Dans le film, Barry Gibb parle avec émotion de ses frères et de combien ils leur manquent. (Andy, leur jeune frère devenu idole des adolescents, est décédé à 30 ans après avoir lutté pendant des années contre la dépendance.) Il dit, à la fin, qu’il échangerait les succès pour eux étant ici maintenant. Le film capture ce que les Bee Gees étaient vraiment charmants (Maurice, si récessif sur scène, est tout à fait le conteur de silex), et cela vous fait aussi manquer.

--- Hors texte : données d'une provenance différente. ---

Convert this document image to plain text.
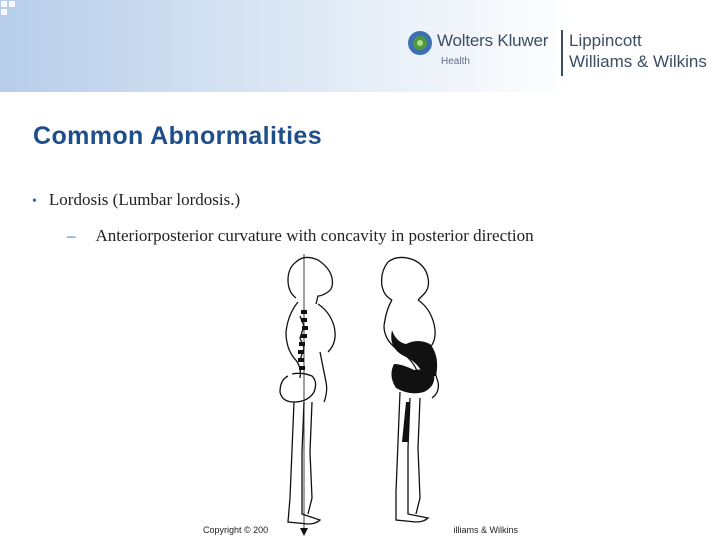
Wolters Kluwer
Health
Lippincott
Williams & Wilkins
Common Abnormalities
• Lordosis (Lumbar lordosis.)
– Anteriorposterior curvature with concavity in posterior direction
Copyright © 200	illiams & Wilkins
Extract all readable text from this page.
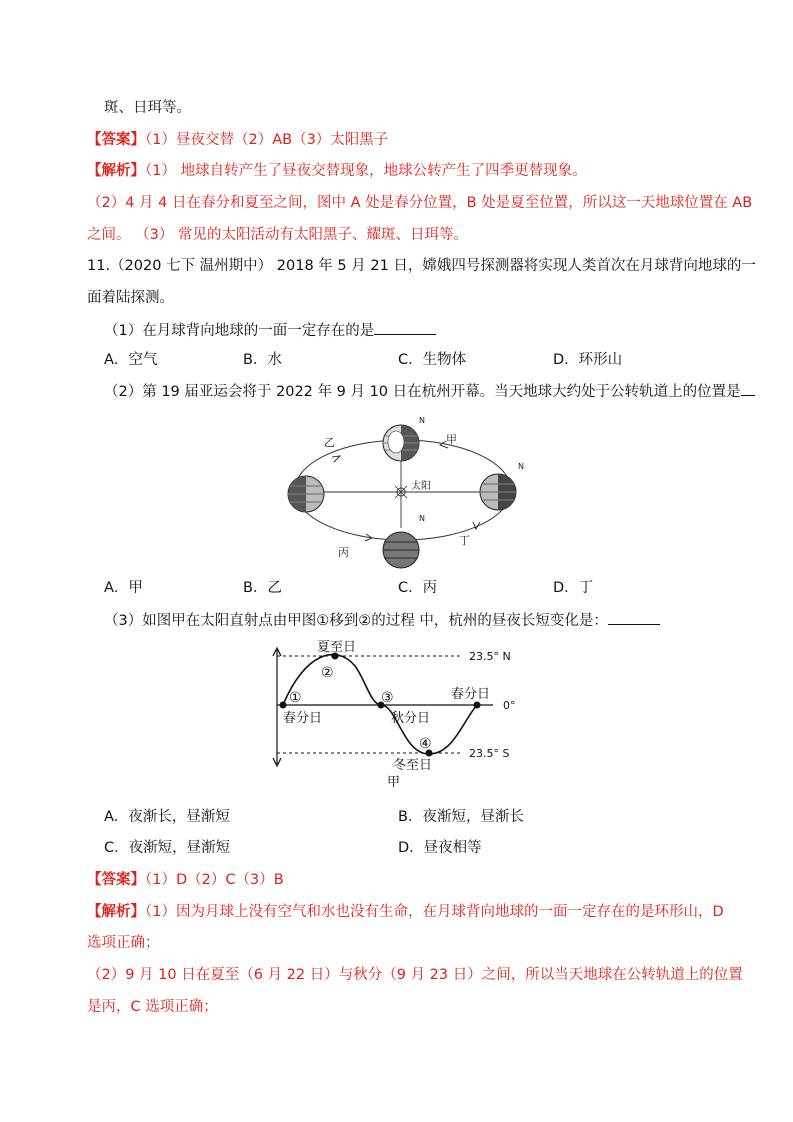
斑、日珥等。
【答案】（1）昼夜交替（2）AB（3）太阳黑子
【解析】（1） 地球自转产生了昼夜交替现象，地球公转产生了四季更替现象。
（2）4 月 4 日在春分和夏至之间，图中 A 处是春分位置，B 处是夏至位置，所以这一天地球位置在 AB
之间。 （3） 常见的太阳活动有太阳黑子、耀斑、日珥等。
11.（2020 七下 温州期中） 2018 年 5 月 21 日，嫦娥四号探测器将实现人类首次在月球背向地球的一
面着陆探测。
（1）在月球背向地球的一面一定存在的是
A．空气	B．水	C．生物体	D．环形山
（2）第 19 届亚运会将于 2022 年 9 月 10 日在杭州开幕。当天地球大约处于公转轨道上的位置是
太阳
N
N
N
甲
乙
丙
丁
A．甲	B．乙	C．丙	D．丁
（3）如图甲在太阳直射点由甲图①移到②的过程 中，杭州的昼夜长短变化是：
夏至日
春分日	秋分日
春分日
冬至日
23.5° N
23.5° S
0°
①
②
③
④
甲
A．夜渐长，昼渐短	B．夜渐短，昼渐长
C．夜渐短，昼渐短	D．昼夜相等
【答案】（1）D（2）C（3）B
【解析】（1）因为月球上没有空气和水也没有生命，在月球背向地球的一面一定存在的是环形山，D
选项正确；
（2）9 月 10 日在夏至（6 月 22 日）与秋分（9 月 23 日）之间，所以当天地球在公转轨道上的位置
是丙，C 选项正确；
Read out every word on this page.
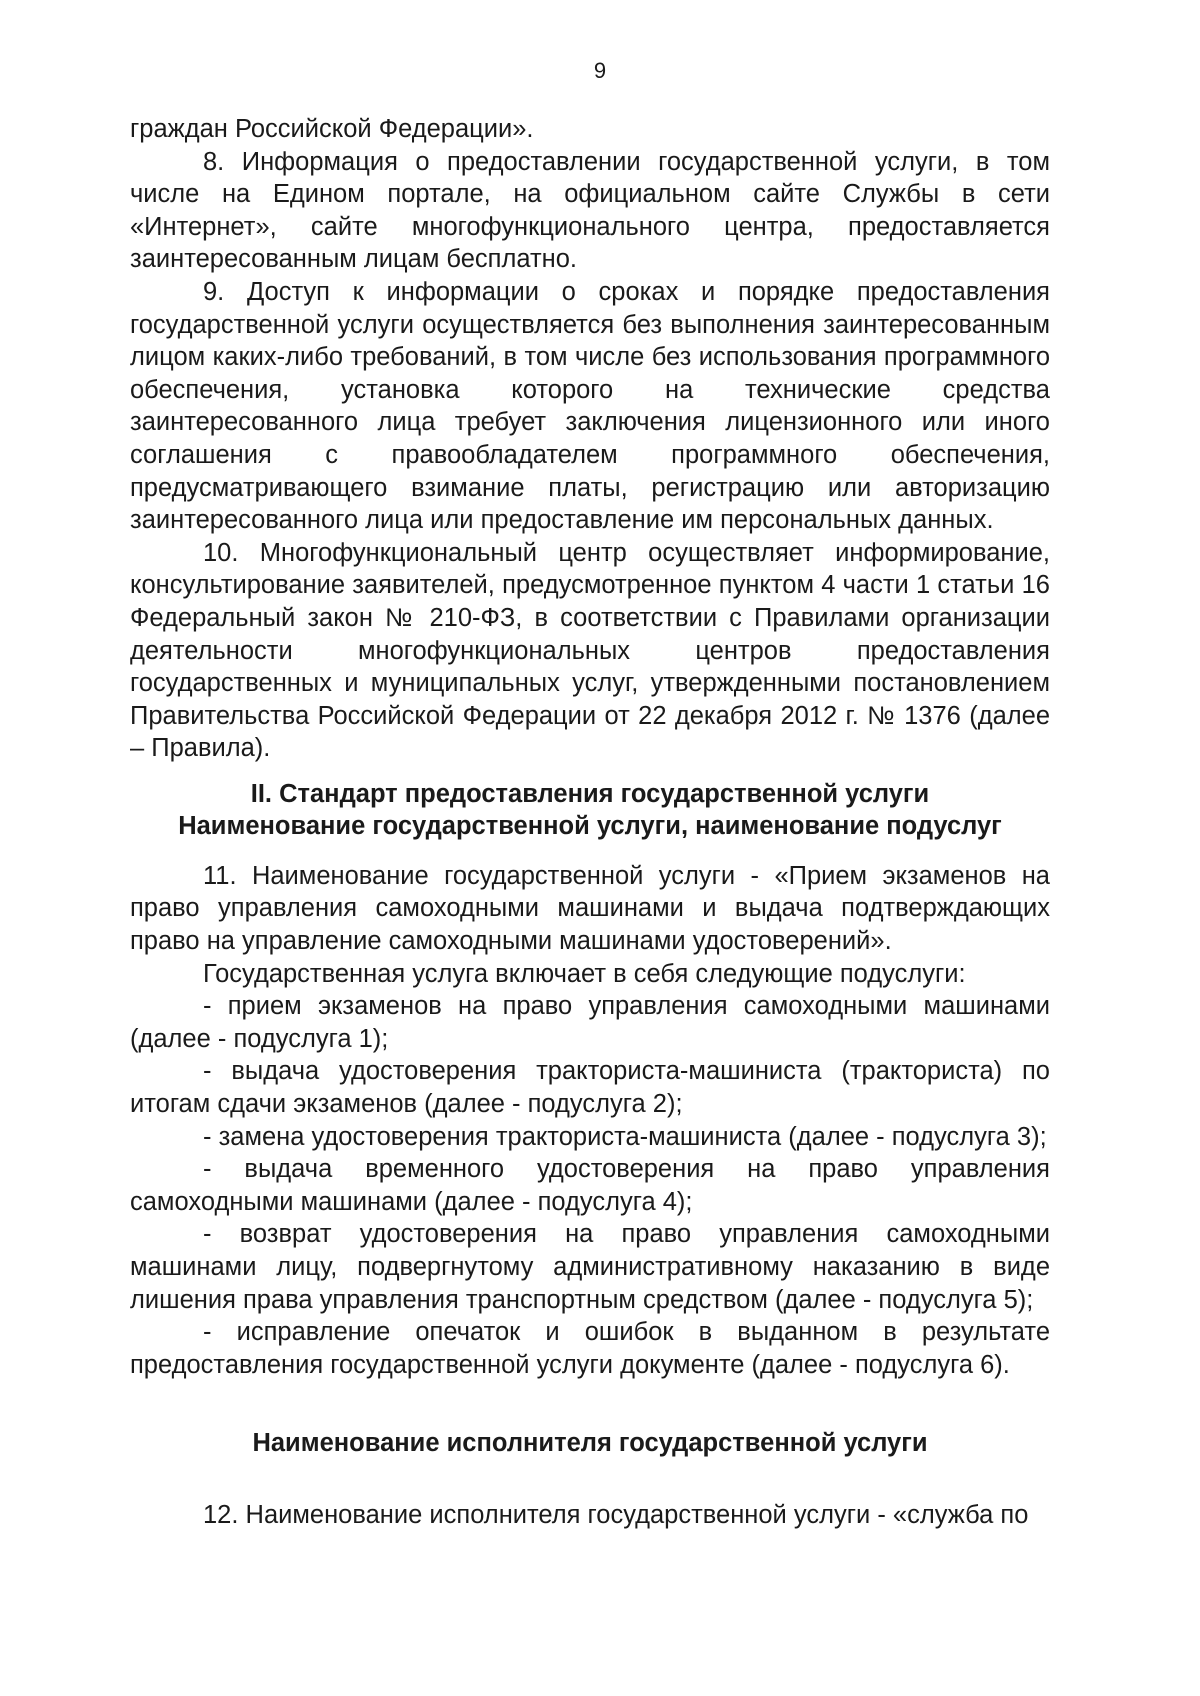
9

граждан Российской Федерации».

8. Информация о предоставлении государственной услуги, в том числе на Едином портале, на официальном сайте Службы в сети «Интернет», сайте многофункционального центра, предоставляется заинтересованным лицам бесплатно.

9. Доступ к информации о сроках и порядке предоставления государственной услуги осуществляется без выполнения заинтересованным лицом каких-либо требований, в том числе без использования программного обеспечения, установка которого на технические средства заинтересованного лица требует заключения лицензионного или иного соглашения с правообладателем программного обеспечения, предусматривающего взимание платы, регистрацию или авторизацию заинтересованного лица или предоставление им персональных данных.

10. Многофункциональный центр осуществляет информирование, консультирование заявителей, предусмотренное пунктом 4 части 1 статьи 16 Федеральный закон № 210-ФЗ, в соответствии с Правилами организации деятельности многофункциональных центров предоставления государственных и муниципальных услуг, утвержденными постановлением Правительства Российской Федерации от 22 декабря 2012 г. № 1376 (далее – Правила).

II. Стандарт предоставления государственной услуги
Наименование государственной услуги, наименование подуслуг

11. Наименование государственной услуги - «Прием экзаменов на право управления самоходными машинами и выдача подтверждающих право на управление самоходными машинами удостоверений».

Государственная услуга включает в себя следующие подуслуги:

- прием экзаменов на право управления самоходными машинами (далее - подуслуга 1);

- выдача удостоверения тракториста-машиниста (тракториста) по итогам сдачи экзаменов (далее - подуслуга 2);

- замена удостоверения тракториста-машиниста (далее - подуслуга 3);

- выдача временного удостоверения на право управления самоходными машинами (далее - подуслуга 4);

- возврат удостоверения на право управления самоходными машинами лицу, подвергнутому административному наказанию в виде лишения права управления транспортным средством (далее - подуслуга 5);

- исправление опечаток и ошибок в выданном в результате предоставления государственной услуги документе (далее - подуслуга 6).

Наименование исполнителя государственной услуги

12. Наименование исполнителя государственной услуги - «служба по
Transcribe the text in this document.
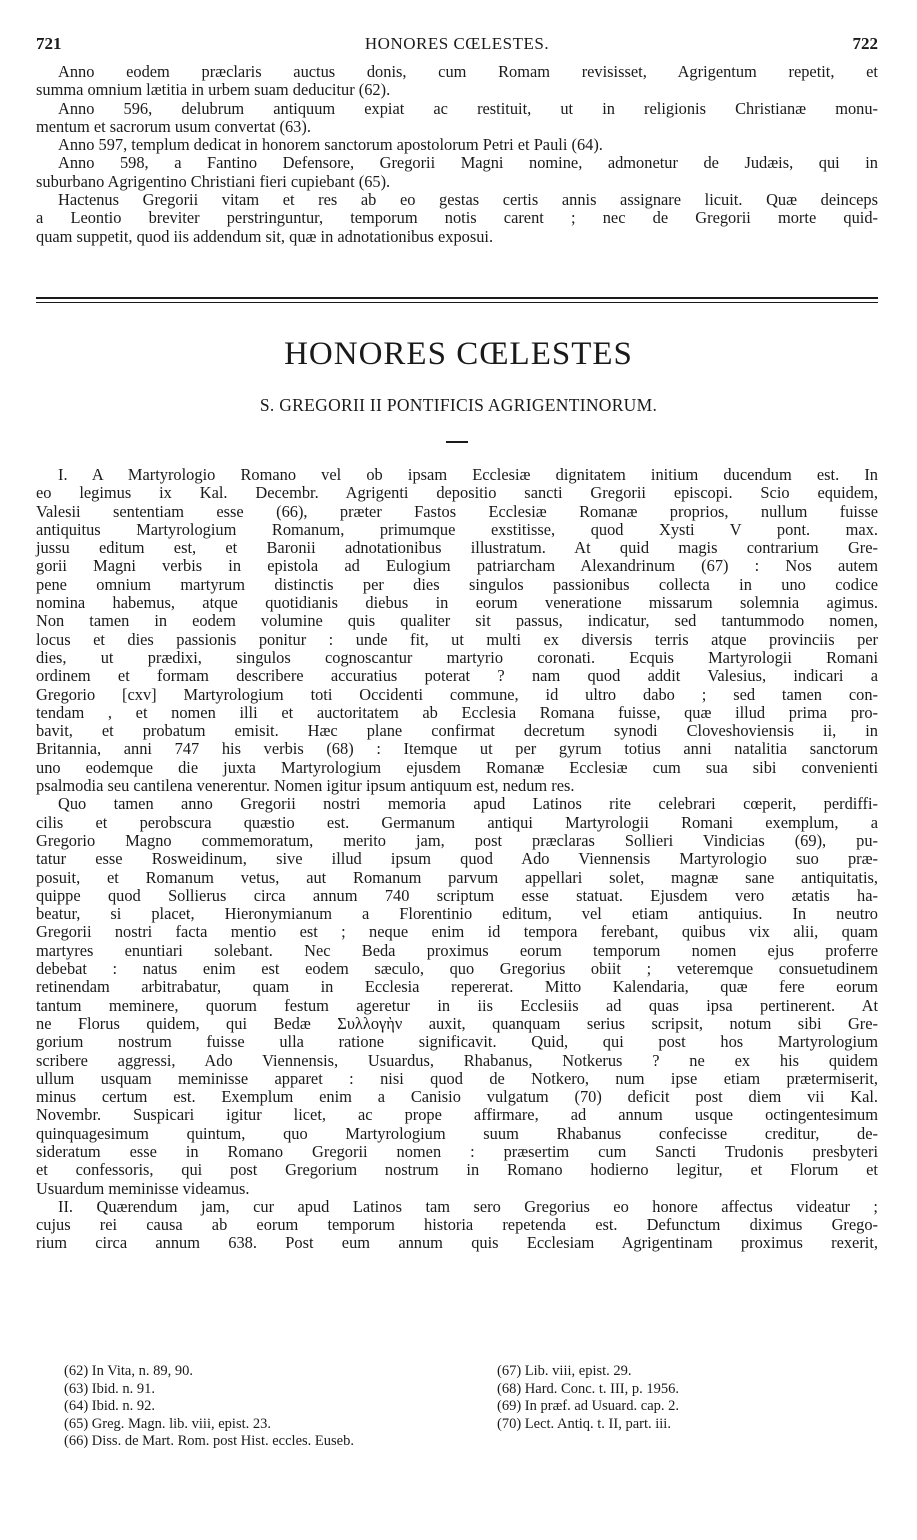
721	HONORES CŒLESTES.	722
Anno eodem præclaris auctus donis, cum Romam revisisset, Agrigentum repetit, et
summa omnium lætitia in urbem suam deducitur (62).
Anno 596, delubrum antiquum expiat ac restituit, ut in religionis Christianæ monu-
mentum et sacrorum usum convertat (63).
Anno 597, templum dedicat in honorem sanctorum apostolorum Petri et Pauli (64).
Anno 598, a Fantino Defensore, Gregorii Magni nomine, admonetur de Judæis, qui in
suburbano Agrigentino Christiani fieri cupiebant (65).
Hactenus Gregorii vitam et res ab eo gestas certis annis assignare licuit. Quæ deinceps
a Leontio breviter perstringuntur, temporum notis carent ; nec de Gregorii morte quid-
quam suppetit, quod iis addendum sit, quæ in adnotationibus exposui.
HONORES CŒLESTES
S. GREGORII II PONTIFICIS AGRIGENTINORUM.
I. A Martyrologio Romano vel ob ipsam Ecclesiæ dignitatem initium ducendum est. In
eo legimus ix Kal. Decembr. Agrigenti depositio sancti Gregorii episcopi. Scio equidem,
Valesii sententiam esse (66), præter Fastos Ecclesiæ Romanæ proprios, nullum fuisse
antiquitus Martyrologium Romanum, primumque exstitisse, quod Xysti V pont. max.
jussu editum est, et Baronii adnotationibus illustratum. At quid magis contrarium Gre-
gorii Magni verbis in epistola ad Eulogium patriarcham Alexandrinum (67) : Nos autem
pene omnium martyrum distinctis per dies singulos passionibus collecta in uno codice
nomina habemus, atque quotidianis diebus in eorum veneratione missarum solemnia agimus.
Non tamen in eodem volumine quis qualiter sit passus, indicatur, sed tantummodo nomen,
locus et dies passionis ponitur : unde fit, ut multi ex diversis terris atque provinciis per
dies, ut prædixi, singulos cognoscantur martyrio coronati. Ecquis Martyrologii Romani
ordinem et formam describere accuratius poterat ? nam quod addit Valesius, indicari a
Gregorio [cxv] Martyrologium toti Occidenti commune, id ultro dabo ; sed tamen con-
tendam , et nomen illi et auctoritatem ab Ecclesia Romana fuisse, quæ illud prima pro-
bavit, et probatum emisit. Hæc plane confirmat decretum synodi Cloveshoviensis ii, in
Britannia, anni 747 his verbis (68) : Itemque ut per gyrum totius anni natalitia sanctorum
uno eodemque die juxta Martyrologium ejusdem Romanæ Ecclesiæ cum sua sibi convenienti
psalmodia seu cantilena venerentur. Nomen igitur ipsum antiquum est, nedum res.
Quo tamen anno Gregorii nostri memoria apud Latinos rite celebrari cœperit, perdiffi-
cilis et perobscura quæstio est. Germanum antiqui Martyrologii Romani exemplum, a
Gregorio Magno commemoratum, merito jam, post præclaras Sollieri Vindicias (69), pu-
tatur esse Rosweidinum, sive illud ipsum quod Ado Viennensis Martyrologio suo præ-
posuit, et Romanum vetus, aut Romanum parvum appellari solet, magnæ sane antiquitatis,
quippe quod Sollierus circa annum 740 scriptum esse statuat. Ejusdem vero ætatis ha-
beatur, si placet, Hieronymianum a Florentinio editum, vel etiam antiquius. In neutro
Gregorii nostri facta mentio est ; neque enim id tempora ferebant, quibus vix alii, quam
martyres enuntiari solebant. Nec Beda proximus eorum temporum nomen ejus proferre
debebat : natus enim est eodem sæculo, quo Gregorius obiit ; veteremque consuetudinem
retinendam arbitrabatur, quam in Ecclesia repererat. Mitto Kalendaria, quæ fere eorum
tantum meminere, quorum festum ageretur in iis Ecclesiis ad quas ipsa pertinerent. At
ne Florus quidem, qui Bedæ Συλλογὴν auxit, quanquam serius scripsit, notum sibi Gre-
gorium nostrum fuisse ulla ratione significavit. Quid, qui post hos Martyrologium
scribere aggressi, Ado Viennensis, Usuardus, Rhabanus, Notkerus ? ne ex his quidem
ullum usquam meminisse apparet : nisi quod de Notkero, num ipse etiam prætermiserit,
minus certum est. Exemplum enim a Canisio vulgatum (70) deficit post diem vii Kal.
Novembr. Suspicari igitur licet, ac prope affirmare, ad annum usque octingentesimum
quinquagesimum quintum, quo Martyrologium suum Rhabanus confecisse creditur, de-
sideratum esse in Romano Gregorii nomen : præsertim cum Sancti Trudonis presbyteri
et confessoris, qui post Gregorium nostrum in Romano hodierno legitur, et Florum et
Usuardum meminisse videamus.
II. Quærendum jam, cur apud Latinos tam sero Gregorius eo honore affectus videatur ;
cujus rei causa ab eorum temporum historia repetenda est. Defunctum diximus Grego-
rium circa annum 638. Post eum annum quis Ecclesiam Agrigentinam proximus rexerit,
(62) In Vita, n. 89, 90.
(63) Ibid. n. 91.
(64) Ibid. n. 92.
(65) Greg. Magn. lib. viii, epist. 23.
(66) Diss. de Mart. Rom. post Hist. eccles. Euseb.
(67) Lib. viii, epist. 29.
(68) Hard. Conc. t. III, p. 1956.
(69) In præf. ad Usuard. cap. 2.
(70) Lect. Antiq. t. II, part. iii.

Mais bien sûr, nous ne devons pas les manquer, car leur musique n’est jamais partie. Et l’un des effets d’un film comme celui-ci est de vous ramener à certaines de ces pistes, ou de découvrir celles que vous ne connaissiez pas. J’avoue que je n’avais qu’une perception lointaine de «Fanny (Be Tender with My Love)», hors de «Main Course». Mais depuis que j’ai vu «Comment pouvez-vous réparer un cœur brisé», je ne peux pas m’arrêter de jouer. C’est une chanson qui fait ce que tant des plus grandes chansons des Bee Gees ont fait. Cela vous brise le cœur et le répare en même temps.